🔓 Aqui estão os leões

É hora do diálogo despertar novamente e, junto de outras forças progressistas, reivindicar com intensidade o direito à leitura para todos
Ilustração: Beatriz Cajé
01/05/2021

A expressão latina hic sunt leones, encontrada em mapas do Império Romano por volta do século 10 d.C., indicava territórios desconhecidos nas cartas geográficas africanas.

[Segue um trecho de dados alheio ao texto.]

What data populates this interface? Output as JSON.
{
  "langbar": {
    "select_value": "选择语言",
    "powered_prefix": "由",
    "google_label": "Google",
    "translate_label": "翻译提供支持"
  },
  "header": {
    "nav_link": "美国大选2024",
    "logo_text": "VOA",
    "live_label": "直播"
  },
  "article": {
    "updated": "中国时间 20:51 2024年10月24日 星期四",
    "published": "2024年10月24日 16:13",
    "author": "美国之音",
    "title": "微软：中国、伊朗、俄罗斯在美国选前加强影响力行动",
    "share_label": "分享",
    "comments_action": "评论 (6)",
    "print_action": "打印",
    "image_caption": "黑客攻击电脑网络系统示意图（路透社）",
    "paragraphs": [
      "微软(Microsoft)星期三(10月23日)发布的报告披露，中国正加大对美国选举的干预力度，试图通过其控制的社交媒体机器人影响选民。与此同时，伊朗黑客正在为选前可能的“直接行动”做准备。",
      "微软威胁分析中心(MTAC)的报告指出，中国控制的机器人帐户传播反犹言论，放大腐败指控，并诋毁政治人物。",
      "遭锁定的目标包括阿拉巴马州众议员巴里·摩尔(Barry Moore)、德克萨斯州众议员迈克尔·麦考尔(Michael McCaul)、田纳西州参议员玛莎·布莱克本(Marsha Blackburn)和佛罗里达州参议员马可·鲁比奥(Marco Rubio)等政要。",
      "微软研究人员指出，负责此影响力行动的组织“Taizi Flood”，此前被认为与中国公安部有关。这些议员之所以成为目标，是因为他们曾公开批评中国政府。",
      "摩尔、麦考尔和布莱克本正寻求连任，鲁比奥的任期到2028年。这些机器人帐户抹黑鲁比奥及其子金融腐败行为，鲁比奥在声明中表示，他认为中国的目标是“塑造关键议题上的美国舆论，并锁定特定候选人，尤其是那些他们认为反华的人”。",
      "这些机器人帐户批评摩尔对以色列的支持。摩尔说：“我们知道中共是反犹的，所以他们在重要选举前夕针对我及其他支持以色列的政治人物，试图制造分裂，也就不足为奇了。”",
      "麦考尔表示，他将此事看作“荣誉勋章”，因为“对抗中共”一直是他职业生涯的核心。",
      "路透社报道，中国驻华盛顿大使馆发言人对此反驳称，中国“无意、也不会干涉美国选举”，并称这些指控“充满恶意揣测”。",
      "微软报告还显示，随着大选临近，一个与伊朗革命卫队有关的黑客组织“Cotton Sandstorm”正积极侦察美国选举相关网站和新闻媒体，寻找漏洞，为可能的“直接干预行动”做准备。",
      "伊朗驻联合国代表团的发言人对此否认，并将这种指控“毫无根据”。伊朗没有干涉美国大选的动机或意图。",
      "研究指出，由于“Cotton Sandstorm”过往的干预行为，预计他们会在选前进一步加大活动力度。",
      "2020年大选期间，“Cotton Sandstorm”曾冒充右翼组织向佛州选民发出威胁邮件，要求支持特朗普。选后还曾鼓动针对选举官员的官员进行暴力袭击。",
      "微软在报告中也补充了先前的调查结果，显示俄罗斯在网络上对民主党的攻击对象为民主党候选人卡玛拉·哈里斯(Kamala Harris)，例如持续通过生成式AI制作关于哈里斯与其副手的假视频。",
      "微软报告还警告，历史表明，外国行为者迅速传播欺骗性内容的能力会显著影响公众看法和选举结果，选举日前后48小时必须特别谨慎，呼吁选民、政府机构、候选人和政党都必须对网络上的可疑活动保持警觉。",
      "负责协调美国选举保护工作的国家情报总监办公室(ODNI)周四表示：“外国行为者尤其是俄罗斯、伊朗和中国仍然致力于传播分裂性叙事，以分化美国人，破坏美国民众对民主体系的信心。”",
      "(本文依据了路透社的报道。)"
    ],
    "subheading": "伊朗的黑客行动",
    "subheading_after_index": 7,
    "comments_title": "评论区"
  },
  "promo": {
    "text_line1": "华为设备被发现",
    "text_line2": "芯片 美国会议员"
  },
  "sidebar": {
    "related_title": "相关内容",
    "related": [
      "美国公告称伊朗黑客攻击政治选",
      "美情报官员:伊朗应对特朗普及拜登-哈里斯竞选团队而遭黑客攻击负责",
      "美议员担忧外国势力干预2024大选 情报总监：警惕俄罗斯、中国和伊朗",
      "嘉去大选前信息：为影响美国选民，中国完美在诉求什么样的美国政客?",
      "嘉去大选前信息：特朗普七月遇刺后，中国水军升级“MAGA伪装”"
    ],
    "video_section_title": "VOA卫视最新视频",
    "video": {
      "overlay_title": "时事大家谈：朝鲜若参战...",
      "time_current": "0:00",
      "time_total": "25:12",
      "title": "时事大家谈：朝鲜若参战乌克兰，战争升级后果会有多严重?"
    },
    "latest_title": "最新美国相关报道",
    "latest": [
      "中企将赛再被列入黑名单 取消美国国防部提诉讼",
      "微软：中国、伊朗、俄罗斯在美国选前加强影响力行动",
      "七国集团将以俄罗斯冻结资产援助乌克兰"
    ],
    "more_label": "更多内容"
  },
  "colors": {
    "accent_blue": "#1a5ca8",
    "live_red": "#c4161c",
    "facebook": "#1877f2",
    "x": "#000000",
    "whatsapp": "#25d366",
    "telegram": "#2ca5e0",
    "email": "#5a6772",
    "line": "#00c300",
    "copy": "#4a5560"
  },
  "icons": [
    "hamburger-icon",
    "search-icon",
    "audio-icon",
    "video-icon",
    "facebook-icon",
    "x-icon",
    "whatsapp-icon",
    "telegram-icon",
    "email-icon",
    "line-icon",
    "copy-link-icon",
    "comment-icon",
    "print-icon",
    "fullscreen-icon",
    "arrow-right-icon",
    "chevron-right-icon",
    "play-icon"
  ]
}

Ao atribuírem às feras os espaços que não conheciam, os antigos conquistadores romanos cunharam a expressão que seria atribuída a áreas de ignorância ou a limites desejáveis para o saber humano, como no diálogo entre os personagens Jorge de Burgos e Guglielmo da Baskerville, na obra prima de Umberto Eco, O nome da rosa. Em diálogo, Burgos afirma a Baskerville: “Há limites além dos quais não é permitido ir. Deus queria que fosse escrito em certos papéis: hic sunt leones”.

Encontro novamente a expressão em um artigo de Zygmunt Bauman — Sintomas à procura de um objeto e um nome — no excelente livro A grande regressão, organizado por Heinrich Geiselberger, e editado no Brasil em 2019 pela Estação Liberdade. O livro traz artigos primorosos que nos ajudam a compreender melhor este difícil mundo contemporâneo. A edição brasileira conta com um importante capítulo a mais, de Renato Janine Ribeiro.

Pensar o Brasil contemporâneo, órfão de políticas públicas voltadas para o bem comum e substituídas por políticas econômicas e sociais tecnocráticas voltadas para concentrar bens e riquezas para poucos, nos obriga a refletir sobre as “áreas de ignorância” como um exercício intelectual e cidadão. Por que cidadão? Valho-me de uma célebre entrevista da veneranda economista Maria da Conceição Tavares ao programa Roda Viva, da TV Cultura, hoje muito reproduzida nas redes sociais: “Se (o economista) não se preocupa com a justiça social, com quem paga a conta, você não é um economista sério, você é um tecnocrata”. Ou seja, no quadro histórico de desigualdades abissais da sociedade brasileira, é impossível refletir sobre políticas públicas sem levar em conta a ideia de cidadania.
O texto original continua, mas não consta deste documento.